Ischemia/Reperfusion Injury, Its Mechanisms, and PreventionView this Special Issue
Ischemia/Reperfusion Injury, Its Mechanisms, and Prevention
Since the beginning of transplantation era, ischemia/reperfusion injury (IRI) has remained one of the most serious pitfalls of the procedure. Although thousands of scientific studies and analyses have been published, and mechanisms of the injury recognized and described, the most serious step forward to avoid the IRI was Geoffrey Collins’ and Folkert Belzer’s invention of two different intracellular-type solutions in 1960s, which allowed for safe renal preservation exceeding 24 hours. Since then, no such important improvement took place and prevention of IRI remains a holy grail of transplantation, especially in thoracic and sub-optimal abdominal organs (fatty livers, older donor kidneys). In this issue we present two studies examining various modalities to reduce both cold and warm ischemia. W. Li et al. showed significant improvement in posttransplantation liver function tests, histology, and reduction of apoptosis with administration of sodium nitrite either to preservation solution or directly to the recipient animal. What is more important is that protection was more evident with more pronounced injury, when liver cold ischemia time was extended to 18–24 hours. Although NO is believed to render protection only in specific concentrations, the authors have shown a dose-dependent effect in a 25–250 uM concentration range. In this edition also, M. G. W. van den Heuvel et al. present use of statins in a human model of approximately one hour warm ischemia and reperfusion during breast reconstruction with free cutaneous flap. Although numerous authors postulate usefulness of statins in attenuation of ischemia/reperfusion injury (IRI) [1, 2], employing dozens of pathways and mechanisms in rendering protection, in this study statins did not show any benefit and rather deteriorated the results and increased risk of complications in skin flap warm ischemia and transposition.

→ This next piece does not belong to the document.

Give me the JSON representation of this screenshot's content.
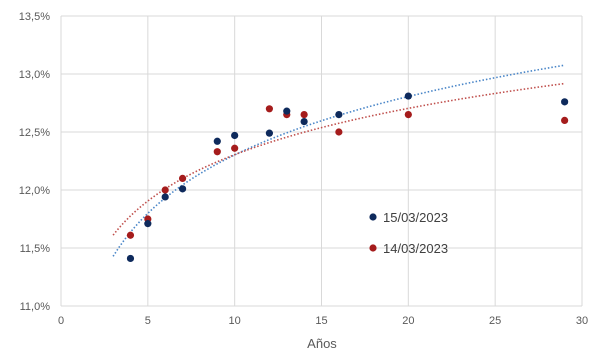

Some agents can be administered in a gaseous form and A. Siriussawakul et al. give a nice overview of potential applications and proposed mechanisms of action of inhaled nitric oxide, carbon monoxide, and hydrogen sulfide in prevention of IRI and inflammation.
Liver is known to tolerate 12 hours of cold ischemia relatively well. However, exceeding preservation beyond this time leads to significant deterioration of both short and long term results of transplantation. This decline is mostly due to biliary pathology, as biliary tree is the most ischemia susceptible tissue of the liver. R. Cursio and J. Gugenheim give a nice overview of biliary complications after liver transplantation. They extensively discuss pathomechanism of ischemic type biliary lesions and the role of cold and warm ischemia as well as intrahepatic cholestasis, bile salts, and immune-dependent events in development of this phenomenon.
Posttransplant acute renal failure is mainly caused by ischemia and reperfusion. Although primary damage occurs mainly to tubular cells, microvasculature is also affected, especially with prolonged warm ischemia. This becomes clinically more sound with more and more organs retrieved after cardiac death. Patschan et al. discuss features and mechanism of endothelial cells’ injury in renal IRI and potential therapeutic application of endothelial progenitor cells. With the focus of contemporary medicine on regenerative technologies this is definitely a “sexy” topic in IRI, regardless of wether peripheral blood-retrieved endothelial outgrowth cells are true progenitor cells or not. What is more important, several authors mention antifibrogenic properties of such therapy, making it even more attractive in the field of renal transplantation.
A key player involved in inflammation, cellular apoptosis and survival in a transplanted organ is a pathway of mitogen activated protein kinases (MAPKs). Despite its essential role in recovery from ischemia, and some new inhibiting agents with potential therapeutic application in the pipeline, this pathway is rather poorly recognized by transplant physicians. We decided to publish a review by G. Vassalli et al., who give a concise description of MAPK pathway in ischemia/reperfusion injury and ischemic preconditioning of the heart. Bases of this knowledge are critical not only to surgeons involved in heart or other organ transplantation, but equally to any other physician treating patients for coronary disease or myocardial infarction.